Despite centuries of medical research and development, many mysteries still remain unsolved, chief among them understanding what causes aging and how we can slow or reverse it.
But a new study published in the scientific journal Nature may have finally found the answers to these questions.
Researchers from the University of Cologne in Germany not only discovered that gene transcription – the process by which a cell makes an RNA copy of a DNA strand – becomes faster with age but less accurate and it’s easier to make mistakes; they also found that certain processes can help us reverse this rejection.
“This is, so far, the only eureka moment in my life. I mean, it’s the kind of discovery you don’t make every other day,” said Dr Andreas Beyer, the lead researcher, who called the findings “a major discovery”.
“There is a storm on Twitter. Some colleagues are very excited,” he told Euronews Next.
Before Beyer and his team began their investigation project 10 years ago, the standard study of aging “only looked at variation in gene expression,” Beyer said.
Previous studies, he explains, have asked questions like “When you get older, which genes are turned on and which genes are turned off?” and “How does it change the regulation or the metabolism in the cell?'”
But no one is asking how the transcription process itself changes as we age, a line of inquiry that could yield insights to ultimately help us reverse, or stop, denial.
Transcription, the key to healthy aging
Transcription is important to Beyer’s research because it is the process by which a cell makes an RNA copy of a piece of DNA.
This copy is important because it carries the genetic information needed to make new proteins in a cell. Proteins determine the health and function of cells, and cells then make up all living things.

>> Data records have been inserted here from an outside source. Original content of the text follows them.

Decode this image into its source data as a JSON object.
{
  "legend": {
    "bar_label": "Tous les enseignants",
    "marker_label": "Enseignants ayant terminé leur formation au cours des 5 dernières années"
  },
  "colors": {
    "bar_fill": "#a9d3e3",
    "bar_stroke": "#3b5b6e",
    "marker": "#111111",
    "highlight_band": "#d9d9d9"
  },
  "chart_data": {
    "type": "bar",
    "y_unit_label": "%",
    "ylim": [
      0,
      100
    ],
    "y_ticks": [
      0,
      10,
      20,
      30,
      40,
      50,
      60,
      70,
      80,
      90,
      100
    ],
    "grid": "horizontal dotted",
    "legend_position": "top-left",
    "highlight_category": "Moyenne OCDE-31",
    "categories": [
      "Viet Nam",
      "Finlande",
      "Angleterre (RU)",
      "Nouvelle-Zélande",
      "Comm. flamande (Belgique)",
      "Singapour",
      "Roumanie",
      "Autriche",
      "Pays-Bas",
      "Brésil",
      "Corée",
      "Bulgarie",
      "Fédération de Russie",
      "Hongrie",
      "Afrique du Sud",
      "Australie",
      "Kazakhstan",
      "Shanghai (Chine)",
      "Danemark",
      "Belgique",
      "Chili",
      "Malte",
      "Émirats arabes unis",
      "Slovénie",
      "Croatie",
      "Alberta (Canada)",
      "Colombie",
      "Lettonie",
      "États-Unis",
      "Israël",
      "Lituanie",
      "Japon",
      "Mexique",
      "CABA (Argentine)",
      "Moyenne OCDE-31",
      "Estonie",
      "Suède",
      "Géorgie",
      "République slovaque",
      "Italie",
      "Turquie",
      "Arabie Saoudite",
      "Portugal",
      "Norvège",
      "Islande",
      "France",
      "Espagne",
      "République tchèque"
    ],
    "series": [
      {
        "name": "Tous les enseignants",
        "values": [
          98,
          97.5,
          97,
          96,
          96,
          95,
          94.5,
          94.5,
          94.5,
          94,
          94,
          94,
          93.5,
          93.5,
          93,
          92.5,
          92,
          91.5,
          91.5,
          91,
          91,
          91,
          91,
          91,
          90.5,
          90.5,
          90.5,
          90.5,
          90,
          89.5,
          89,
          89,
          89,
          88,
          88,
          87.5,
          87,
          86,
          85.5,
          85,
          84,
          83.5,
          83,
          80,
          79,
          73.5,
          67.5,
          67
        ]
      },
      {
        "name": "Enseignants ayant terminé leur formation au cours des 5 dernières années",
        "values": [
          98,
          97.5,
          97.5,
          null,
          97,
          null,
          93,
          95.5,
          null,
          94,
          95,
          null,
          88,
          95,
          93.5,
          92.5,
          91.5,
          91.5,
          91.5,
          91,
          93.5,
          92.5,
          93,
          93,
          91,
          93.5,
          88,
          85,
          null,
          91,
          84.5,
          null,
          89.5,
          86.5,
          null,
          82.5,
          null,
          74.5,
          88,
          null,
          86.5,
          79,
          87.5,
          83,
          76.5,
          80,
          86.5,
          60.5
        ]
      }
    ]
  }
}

Throughout our lives, our cells regenerate, “but every cell is different, and what makes them different is the different genes that are activated in it,” Beyer explains. “This activation is called transcription”.
Because genes give cells their purpose, their transcription must be flawless.
“You have to create the right amount of transcripts for each gene and have an exact copy of the gene sequence, but also, you have to activate the exact genes that the cell needs to function as it should,” says by Beyer.
There are many different types of cells in the human body: nerve cells, muscle cells, blood cells, skin cells, and so on. And because each cell performs a different function, a different set of genes is activated (transcribed) in each cell type.
The “machine” – as Beyer calls it – responsible for making transcriptional copies of gene sequences is called Pol II (RNA polymerase II).
And what his team discovered is that the process of transcription becomes faster as we age, and this accelerated transcription causes Pol II to go wrong, leading to essentially “bad” copies that can lead to many pain
“If Pol II goes too fast, it makes more mistakes, and then the sequence is no longer identical to the genome sequence. The consequences are similar to what you have when there are mutations in genome itself,” Beyer said.
Stopping bad cell copies, the second great achievement
Previous research has shown that low-calorie diets and inhibiting insulin signaling – blocking the signal between insulin and cells – can delay aging and extend lifespan in many animals.
In their experiments, Beyer’s team sought to determine whether they had the effect of slowing down Pol II and reducing the number of false copies.
The investigation – a joint collaboration of 26 people in six different labs – first worked on worms, mice and fruit flies genetically modified to inhibit insulin signaling as well as on mice on a low-calorie diet to determine the performance of cell transcription in old age. In both cases, Pol II responded and traveled more slowly, making fewer mistakes.
Beyer and his team then monitored the survival of fruit flies and worms that carried a mutation that slowed Pol II, and the animals lived 10 percent to 20 percent longer than their non-mutant counterparts. .
When researchers used gene editing to reverse mutations in worms, the animals’ lifespans were shortened, establishing a causal connection.
To test their experiment on humans, they worked with blood samples from young and elderly individuals.
“And when we compared young cells with very old cells, in vitro, we got exactly the same results,” Argyris Papantonis, one of the principal investigators, told Euronews Next.
The cross-species results confirm that this is “really a general phenomenon that applies to aging, and not just specific to a model of, say, flies,” Beyer said.
“Our study says that, for example, having a healthy diet or, this caloric restriction intervention, will improve the quality of transcription of RNA production in the cell. And this will have beneficial effect for the cells in the long run.”.
The findings can help prevent the manifestation of cancer, said Papantonis, as “it is a late-life disease due to errors. Constraining errors may be a way of preventing the occurrence of cancer or late-life disease”.
They can also allow us to “better understand aging, better understand what happens when we age,” and ultimately, “better understand interventions, which I think opens up of new opportunities for delaying aging or extending healthy aging,” Beyer said.